El 5 de noviembre, el Festival Callejón concluyó su programación con cinco días a sala llena. Presentaron tres obras de teatro, dos espectáculos de danza y dos intervalos musicales, todos producidos por equipos jóvenes y dirigidos por mujeres. Predominaron las interdisciplinas, los espacios minimalistas y la sensibilidad.

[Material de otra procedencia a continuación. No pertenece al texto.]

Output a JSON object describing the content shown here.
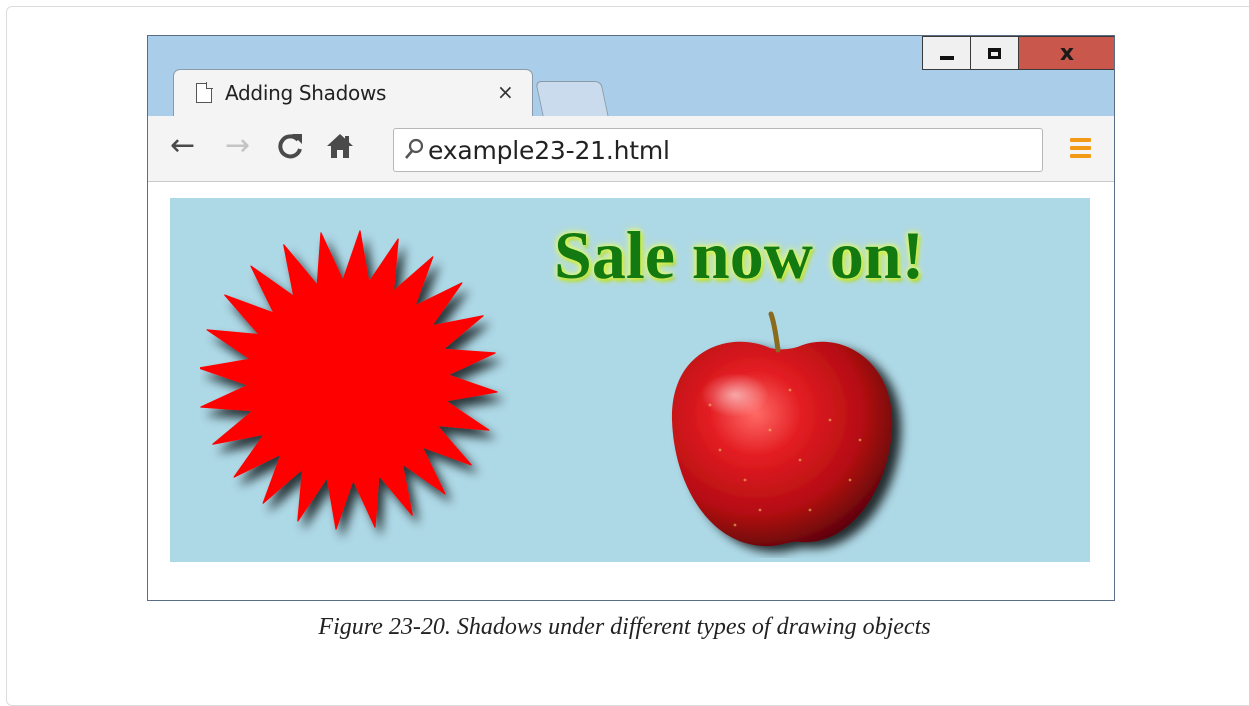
{
  "browser": {
    "tab_title": "Adding Shadows",
    "tab_close_glyph": "×",
    "address": "example23-21.html",
    "window_close_label": "x",
    "icons": {
      "back": "back-arrow-icon",
      "forward": "forward-arrow-icon",
      "reload": "reload-icon",
      "home": "home-icon",
      "search": "search-icon",
      "menu": "menu-icon"
    }
  },
  "canvas": {
    "headline": "Sale now on!",
    "background": "#add8e6",
    "headline_color": "#127a10",
    "burst_color": "#ff0000"
  },
  "caption": "Figure 23-20. Shadows under different types of drawing objects"
}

El Festival tuvo un público predominantemente joven, y logró apropiarse de todo el Espacio Callejón, teatro que dirigen Javier Daulte y Federico Buso. Ramiro Bailiarini y Sebastián Francia curaron un ciclo sorprendente y sumamente variado, que demuestra a cada momento la potencia del teatro y de la creación colectiva. En palabras de Bailiarini: “Muchos de los trabajos de este año tienen similitudes: cruces fantásticos, por ejemplo, o mezcla con otras artes. Lo increíble es que no se conocen entre sí, son coincidencias generacionales. Se viene a romper la idea de lo cotidiano, o lo cotidiano es atravesado por algo”.
Subatómica, de Mia Miceli

En Subatómica, un work in progress de Miceli, dos empleados de una institución dudosa al borde de la bancarrota, se presentan en una casa en donde viven Julia y su madre, para investigar un posible “evento subatómico”. Mientras ellos cuatro interactúan de maneras entre graciosas e incómodas, un doble de Julia intervendrá haciéndose pasar por ella, confundiendo a todos. Una mezcla sumamente particular entre Doctor Who y Los Cazafantasmas.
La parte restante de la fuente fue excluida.